Der qualvolle Kampf gegen anonyme Verfolgung

Die Schweiz kennt im Unterschied zu vielen Ländern keine Stalking-Strafnorm. Dabei gehen Stalker besonders perfide vor: Sie dringen in das Leben ihrer Opfer ein und bemächtigen sich ihrer Gefühlswelt.

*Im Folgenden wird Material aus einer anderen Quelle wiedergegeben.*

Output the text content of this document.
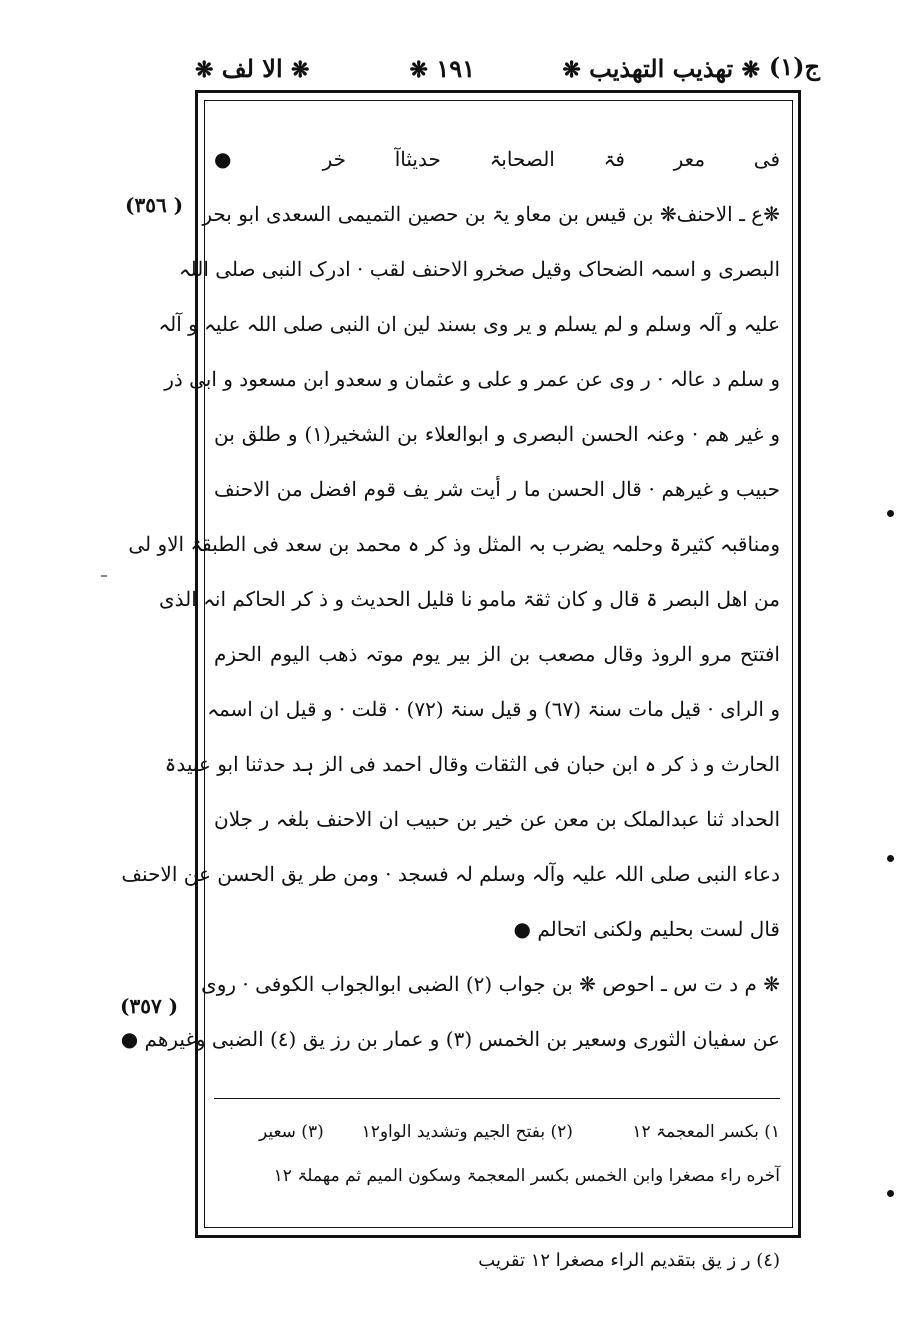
ج(١)
❋ تهذیب التهذیب ❋
١٩١ ❋
❋ الا لف ❋
( ٣٥٦)
( ٣٥٧)
فی معر فۃ الصحابۃ حدیثاآ خر ●
❋ع ـ الاحنف❋ بن قیس بن معاو یۃ بن حصین التمیمی السعدی ابو بحر
البصری و اسمہ الضحاک وقیل صخرو الاحنف لقب · ادرک النبی صلی اللہ
علیہ و آلہ وسلم و لم یسلم و یر وی بسند لین ان النبی صلی اللہ علیہ و آلہ
و سلم د عالہ · ر وی عن عمر و علی و عثمان و سعدو ابن مسعود و ابی ذر
و غیر ھم · وعنہ الحسن البصری و ابوالعلاء بن الشخیر(١) و طلق بن
حبیب و غیرھم · قال الحسن ما ر أیت شر یف قوم افضل من الاحنف
ومناقبہ کثیرۃ وحلمہ یضرب بہ المثل وذ کر ہ محمد بن سعد فی الطبقۃ الاو لی
من اهل البصر ۃ قال و کان ثقۃ مامو نا قلیل الحدیث و ذ کر الحاکم انہ الذی
افتتح مرو الروذ وقال مصعب بن الز بیر یوم موتہ ذهب الیوم الحزم
و الرای · قیل مات سنۃ (٦٧) و قیل سنۃ (٧٢) · قلت · و قیل ان اسمہ
الحارث و ذ کر ہ ابن حبان فی الثقات وقال احمد فی الز ہد حدثنا ابو عبیدۃ
الحداد ثنا عبدالملک بن معن عن خیر بن حبیب ان الاحنف بلغہ ر جلان
دعاء النبی صلی اللہ علیہ وآلہ وسلم لہ فسجد · ومن طر یق الحسن عن الاحنف
قال لست بحلیم ولکنی اتحالم ●
❋ م د ت س ـ احوص ❋ بن جواب (٢) الضبی ابوالجواب الکوفی · روی
عن سفیان الثوری وسعیر بن الخمس (٣) و عمار بن رز یق (٤) الضبی وغیرھم ●
١) بکسر المعجمۃ ١٢           (٢) بفتح الجیم وتشدید الواو١٢       (٣) سعیر
آخره راء مصغرا وابن الخمس بکسر المعجمۃ وسکون المیم ثم مهملۃ ١٢
(٤) ر ز یق بتقدیم الراء مصغرا ١٢ تقریب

Illustration Simon Tanner / NZZ

«Was habe ich diesem Menschen bloss angetan, dass er mich so kaputtmachen will?» Es ist diese Frage, um die sich im Leben von Florence Christen* alles dreht, wenn sie nicht gerade gegen Angst und Ohnmacht ankämpft. In langen, wachen Nächten sucht sie ihre Vergangenheit nach Ursachen ab für das, was ihr seit Monaten angetan wird. Sie zweifelt und verzweifelt an sich, und sie spürt, wie sie ihren Halt verliert. Nachts sitzt sie weinend auf dem Balkon und sehnt sich Erbarmen herbei, einen kleinen Hinweis oder wenigstens ein bisschen Schlaf. Doch es gibt keine Ruhe für Florence. Sie kann das Rätsel nicht lösen – vielleicht wird sie es nie können.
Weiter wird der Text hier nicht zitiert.